Me playing football in Tamale, Ghana
Football is of a great passion in Ghana, with the majority of conversations between the men involving the sport. Coming from England, I thought it would be hard to find a country with more love for the game than us, but I was obviously mistaken. Football shirts are worn by so many as a casual piece of clothing, even the elder women at the market are wearing them and I saw one of them wearing a 1995 Doncaster shirt. The majority of the time premier league football is scheduled we are at the various showing spots called game centres in Ghana, where everyone is shouting at the TV and sometimes at each other, the passion comes out. In my spare time after work I usually play football with the men across the road from my house. It could possibly be the worst football pitch in Ghana, with huge rocks coming out of the ground; you have to run with your knees up or you will drop. We also play on dust instead of grass, which is very dehydrating and often leaves me coughing for days. It’s well worth it though.

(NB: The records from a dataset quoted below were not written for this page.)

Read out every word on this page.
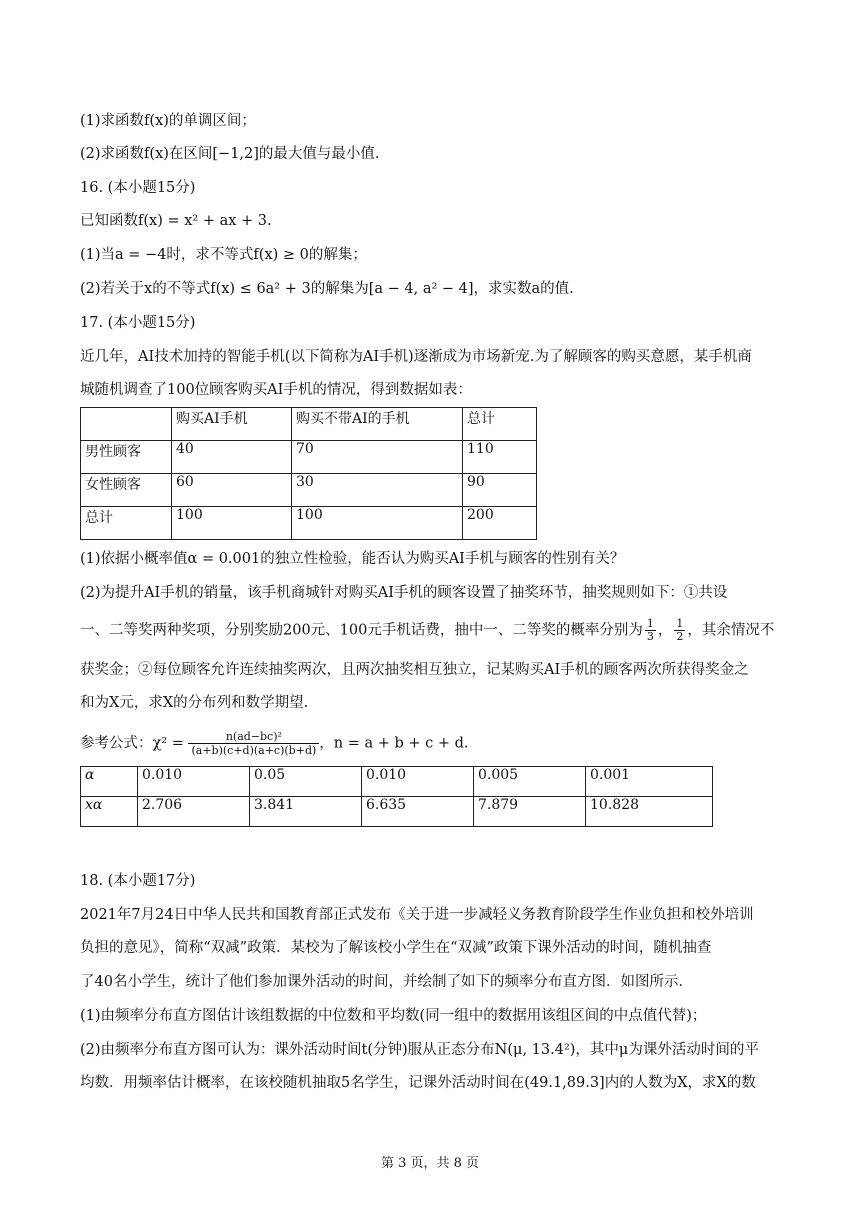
(1)求函数f(x)的单调区间；
(2)求函数f(x)在区间[−1,2]的最大值与最小值.
16. (本小题15分)
已知函数f(x) = x² + ax + 3.
(1)当a = −4时，求不等式f(x) ≥ 0的解集；
(2)若关于x的不等式f(x) ≤ 6a² + 3的解集为[a − 4, a² − 4]，求实数a的值.
17. (本小题15分)
近几年，AI技术加持的智能手机(以下简称为AI手机)逐渐成为市场新宠.为了解顾客的购买意愿，某手机商
城随机调查了100位顾客购买AI手机的情况，得到数据如表：
	购买AI手机	购买不带AI的手机	总计
男性顾客	40	70	110
女性顾客	60	30	90
总计	100	100	200
(1)依据小概率值α = 0.001的独立性检验，能否认为购买AI手机与顾客的性别有关？
(2)为提升AI手机的销量，该手机商城针对购买AI手机的顾客设置了抽奖环节，抽奖规则如下：①共设
一、二等奖两种奖项，分别奖励200元、100元手机话费，抽中一、二等奖的概率分别为 $\frac{1}{3}$ ， $\frac{1}{2}$ ，其余情况不
获奖金；②每位顾客允许连续抽奖两次，且两次抽奖相互独立，记某购买AI手机的顾客两次所获得奖金之
和为X元，求X的分布列和数学期望.
参考公式：$\chi^2 = \frac{\text{n(ad−bc)²}}{(a+b)(c+d)(a+c)(b+d)}$ ，n = a + b + c + d.
α	0.010	0.05	0.010	0.005	0.001
xα	2.706	3.841	6.635	7.879	10.828
18. (本小题17分)
2021年7月24日中华人民共和国教育部正式发布《关于进一步减轻义务教育阶段学生作业负担和校外培训
负担的意见》，简称“双减”政策．某校为了解该校小学生在“双减”政策下课外活动的时间，随机抽查
了40名小学生，统计了他们参加课外活动的时间，并绘制了如下的频率分布直方图．如图所示．
(1)由频率分布直方图估计该组数据的中位数和平均数(同一组中的数据用该组区间的中点值代替)；
(2)由频率分布直方图可认为：课外活动时间t(分钟)服从正态分布N(μ, 13.4²)，其中μ为课外活动时间的平
均数．用频率估计概率，在该校随机抽取5名学生，记课外活动时间在(49.1,89.3]内的人数为X，求X的数
第 3 页，共 8 页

There are very diverse types of dancing in Ghana, with the Azonto, the Alkayida (not Al Qaeda!), traditional cultural dances etc. In the spots and clubs in the evenings the dance is more modern and people follow the more popular dances or do their own thing. Johana definitely does her own thing. However, as I am on the girls’ project, which aims to spread the knowledge of contraception and family planning through drama performances, I have become involved with Dinani. On a few occasions now I have joined training and have been taught how to dance cultural style, bare foot and to the sound of the chief and his fellow drummers. Blisters are pretty common after training as a lot of the moves are harsh on the feet. When have been to training on my own no one laughs but when the teams there the mockery never ends.


So far my time has been an enjoyable experience, both with work and in my free time. The comparison between Tamale and London has been really interesting, and I will definitely miss Ghana when I leave.